Blockchain Technology Unleashed

Blockchain is mechanics behind Bitcoin… and much more than that. Experts contend that the technology is no less pervasive and disruptive as Internet itself was in its day. At the moment, we are barely scratching the tip of the iceberg and talk about blockchain practical uses in terms of experiments and startups. The real fun is predicted to start in 3 to 5 years, but it would certainly pay to learn more about blockchain to-day.

Basically, blockchain is a data management method with some key features.

  • Information is encrypted and batched into blocks which are then connected in a linear, chronological order. Thus, we get an incessantly growing chain (ergo blockchain), where each block contains a link to the previous one.
  • There is no central authority to control what is going on – only participants, or nodes, agglomerated into a distributed peer-to-peer network, and the algorithm setting the rules. Hence, human bias, corruption, etc. are out of the equation, as well as intermediaries tearing off their slices of the pie.
  • Adding a new block requires more than half of the nodes to say yes, and once a block has been added no one can change or erase it.
  • Signals within a blockchain are not exchanged between certain nodes – they are broadcast to all of them at the same time, thus making the system public and transparent. Indeed, it is easier to steal a cookie from a stashed away box, than from a jar in a marketplace observed by thousands of people.
  • To make the system even more stable and secure, each node stores a copy of all the blocks that have ever been added, from the very beginning. This way, if an attacker hacks a node or many nodes, the remaining ‘healthy’ ones will continue to operate, accepting the longest blockchain, i.e. the ‘true’ one, as valid.

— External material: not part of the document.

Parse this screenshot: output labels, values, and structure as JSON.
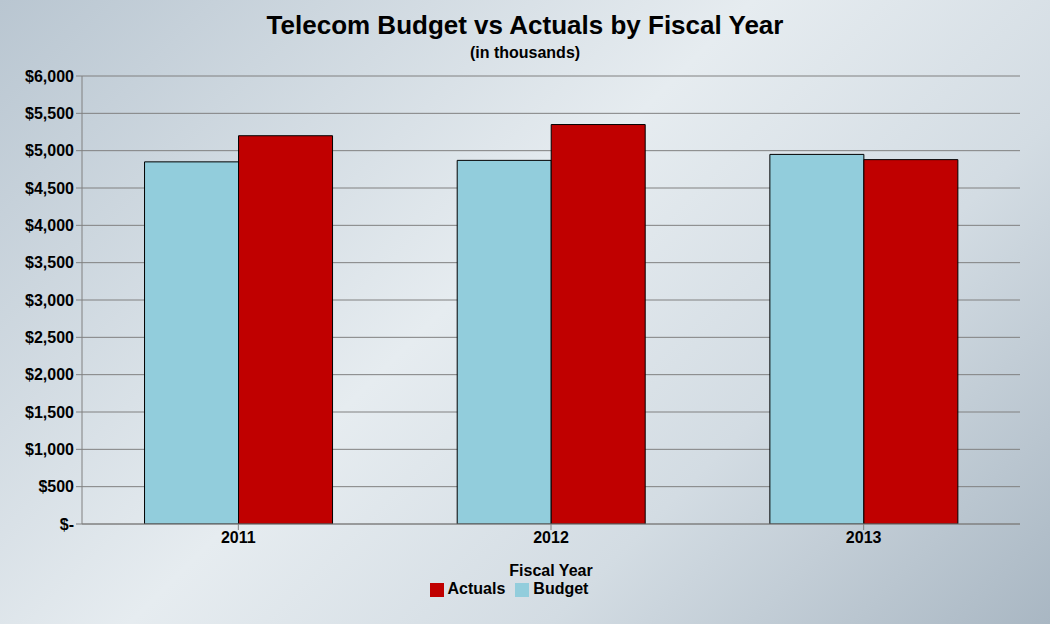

So, blockchain comes in handy virtually in any field where we want processes to be fast, cheap and trusted, from financial management to music industry. This article outlines the four major applications:

Cryptocurrencies

Ultimately, money is about a verified entry in a database of accounts, balances, and transactions. Traditionally, it was up to trusted third parties, like banks or financial services companies, to verify entries. But in 2009 Nakamoto introduced a type of electronic cash allowing for a money system relying not on trust, but on math – Bitcoin. It boils down to a simple formula: pick up a token, build a blockchain-based P2P network, agreeing about what can and cannot be done within it, add encryption to ensure everything’s fair and square, and voila – cryptocurrency is served. There are hundreds of them now – Ether, Cardano, NEO, Zcash, etc. etc. – to suit different needs and fields. The trick is to make people follow you, which leads us to the notion of

Initial Coin Offer (ICO)

If a conventional business seeks to go public, they do IPO (Initial Public Offering). If a cryptocurrency startup wants to go public, they opt for ICO. The difference is that instead of issuing shares, fledgling blockchain projects offer investors cryptocurrency tokens. It’s a way to raise money for new ventures, a kind of crowdfunding. This is how Etherum, for instance, raised circa $18 million in bitcoin in 2014. Among other successful ICO campaigns are those by Tezos, Bancor, TenX and so on.

Smart contracts

Smart contracts are contracts which are automatically enforced by computer protocols. The idea was first suggested as early as in 1994 by Nick Szabo. Yet, it was not put to good use until blockchain & cryptocurrencies emerged, making it much easier to register, verify and execute smart contracts. Now the two concepts work together to trigger transactions when a certain condition of an agreement is met.

Distributed and safe data storage

Storing bulky chunks of information – say, video archives – directly in a blockchain wouldn’t be a good idea, because each node in such a network would have to duplicate all those gigabytes. That’s why data storage companies like Storj, Filecoin or Decent use blockchain as an ‘incentive layer’: to implement smart contracts between owners of information and ‘farmers’, who store it on their machines; to pay farmers in cryptocurrency; and to keep records of what is happening to the data stored.